It’s fair to say that we were fairly underwhelmed upon pulling into the parking lot, and casting our first glance upon the Juan Évora Ethnographic Museum in the Teide National Park. This had to be one of the smallest museums we had ever seen — a stone shack with two rooms in the middle of a wasteland. But the price was right (free) so we decided to check it out.
If nothing else, the museum offered shelter from the wind on top of the Teide, which I suppose is what its original purpose was. This was the house of Señor Juan Évora, the last person to permitted to live within the confines of the park. He stayed here until his death in the 1980s, working as a lorry driver on the roads which today criss-cross the park’s vast expanses of lava.

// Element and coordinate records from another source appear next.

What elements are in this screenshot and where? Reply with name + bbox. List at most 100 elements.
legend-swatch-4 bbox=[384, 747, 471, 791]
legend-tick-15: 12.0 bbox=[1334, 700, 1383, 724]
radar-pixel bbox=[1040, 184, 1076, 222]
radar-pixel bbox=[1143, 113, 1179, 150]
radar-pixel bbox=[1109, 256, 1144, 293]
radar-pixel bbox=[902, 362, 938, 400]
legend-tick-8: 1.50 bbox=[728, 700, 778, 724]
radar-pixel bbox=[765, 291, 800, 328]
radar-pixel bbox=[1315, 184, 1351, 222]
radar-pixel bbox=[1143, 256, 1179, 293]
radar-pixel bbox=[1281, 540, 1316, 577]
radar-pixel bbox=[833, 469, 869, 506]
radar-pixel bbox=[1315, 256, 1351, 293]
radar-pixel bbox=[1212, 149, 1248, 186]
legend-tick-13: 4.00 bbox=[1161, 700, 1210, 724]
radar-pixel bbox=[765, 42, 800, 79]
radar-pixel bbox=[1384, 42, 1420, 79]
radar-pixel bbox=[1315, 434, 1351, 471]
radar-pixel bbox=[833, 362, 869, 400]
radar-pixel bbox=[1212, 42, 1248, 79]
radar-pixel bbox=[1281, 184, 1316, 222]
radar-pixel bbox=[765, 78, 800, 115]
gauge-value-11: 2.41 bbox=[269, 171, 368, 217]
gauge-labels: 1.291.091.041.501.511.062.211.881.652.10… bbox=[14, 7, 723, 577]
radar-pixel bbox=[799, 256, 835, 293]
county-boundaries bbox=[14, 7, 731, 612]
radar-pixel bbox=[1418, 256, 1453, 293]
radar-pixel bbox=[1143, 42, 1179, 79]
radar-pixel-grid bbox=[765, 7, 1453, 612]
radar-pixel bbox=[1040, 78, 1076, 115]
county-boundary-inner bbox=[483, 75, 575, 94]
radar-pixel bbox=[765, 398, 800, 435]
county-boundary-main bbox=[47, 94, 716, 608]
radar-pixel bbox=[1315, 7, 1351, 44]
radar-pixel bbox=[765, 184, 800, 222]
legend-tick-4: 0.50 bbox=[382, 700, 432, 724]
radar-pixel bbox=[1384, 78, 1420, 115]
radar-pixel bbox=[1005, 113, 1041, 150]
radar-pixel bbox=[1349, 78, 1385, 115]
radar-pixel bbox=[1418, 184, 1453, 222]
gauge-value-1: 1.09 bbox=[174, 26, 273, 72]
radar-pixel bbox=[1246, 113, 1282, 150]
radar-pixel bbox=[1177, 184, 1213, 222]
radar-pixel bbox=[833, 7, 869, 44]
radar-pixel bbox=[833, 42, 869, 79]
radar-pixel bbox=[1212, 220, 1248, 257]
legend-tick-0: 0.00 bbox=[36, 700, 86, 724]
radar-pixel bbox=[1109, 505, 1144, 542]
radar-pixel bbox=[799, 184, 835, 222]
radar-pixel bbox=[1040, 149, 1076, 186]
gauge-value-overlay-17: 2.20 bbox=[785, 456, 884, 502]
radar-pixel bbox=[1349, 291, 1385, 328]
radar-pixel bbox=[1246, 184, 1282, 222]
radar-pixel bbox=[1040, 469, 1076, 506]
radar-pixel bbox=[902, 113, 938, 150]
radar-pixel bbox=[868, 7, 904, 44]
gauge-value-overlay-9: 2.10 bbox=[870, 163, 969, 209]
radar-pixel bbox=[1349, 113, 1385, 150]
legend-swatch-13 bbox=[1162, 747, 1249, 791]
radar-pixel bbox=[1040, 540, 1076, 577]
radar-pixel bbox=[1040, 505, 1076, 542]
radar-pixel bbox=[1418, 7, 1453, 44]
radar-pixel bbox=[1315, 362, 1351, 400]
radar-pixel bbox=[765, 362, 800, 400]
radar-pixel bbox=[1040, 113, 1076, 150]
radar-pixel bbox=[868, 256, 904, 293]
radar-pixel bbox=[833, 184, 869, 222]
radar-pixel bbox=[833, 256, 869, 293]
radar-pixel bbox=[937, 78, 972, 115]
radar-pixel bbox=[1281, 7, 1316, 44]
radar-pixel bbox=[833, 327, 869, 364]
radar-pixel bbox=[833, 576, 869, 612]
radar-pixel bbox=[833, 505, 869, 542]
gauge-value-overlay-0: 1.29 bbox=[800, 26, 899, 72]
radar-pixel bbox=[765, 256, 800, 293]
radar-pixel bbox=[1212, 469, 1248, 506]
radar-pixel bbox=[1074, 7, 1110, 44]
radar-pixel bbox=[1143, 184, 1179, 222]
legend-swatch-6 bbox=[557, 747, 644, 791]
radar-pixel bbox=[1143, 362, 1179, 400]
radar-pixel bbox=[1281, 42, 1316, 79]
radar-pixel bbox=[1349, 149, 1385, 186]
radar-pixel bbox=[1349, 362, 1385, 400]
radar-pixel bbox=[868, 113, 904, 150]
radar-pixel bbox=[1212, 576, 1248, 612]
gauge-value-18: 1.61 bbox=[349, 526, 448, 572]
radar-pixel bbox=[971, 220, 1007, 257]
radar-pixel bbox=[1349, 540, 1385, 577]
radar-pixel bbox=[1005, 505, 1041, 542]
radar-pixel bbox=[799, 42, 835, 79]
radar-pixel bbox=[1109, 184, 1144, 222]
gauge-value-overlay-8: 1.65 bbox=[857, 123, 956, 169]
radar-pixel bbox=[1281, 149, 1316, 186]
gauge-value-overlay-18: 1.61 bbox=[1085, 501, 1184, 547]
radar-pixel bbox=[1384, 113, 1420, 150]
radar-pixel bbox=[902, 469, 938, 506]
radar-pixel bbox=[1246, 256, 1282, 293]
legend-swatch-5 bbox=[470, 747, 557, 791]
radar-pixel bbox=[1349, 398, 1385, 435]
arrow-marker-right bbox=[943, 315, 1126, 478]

The exhibits consist of the usual paraphernalia found in ethnographic museums. Farming tools of yore! Tattered clothing of yore! Household items of yore! You get the picture. Sr. Évora himself was not a farmer, and one is left to assume that all of the objects inside the museum were brought in after his death. For us, the best part of the museum was the shack itself and its unique location. It’s a recluse’s dream rental, with a fantastic view at the foot of the Teide, and literally no neighbors for miles.
This is not the kind of museum which will take up a lot of your time, nor is it compelling enough to recommend a drive solely for the purpose of visiting it. But one of the main roads through the Teide National Park goes right by it, so it makes a perfect place to pause, during a day otherwise spent admiring nature.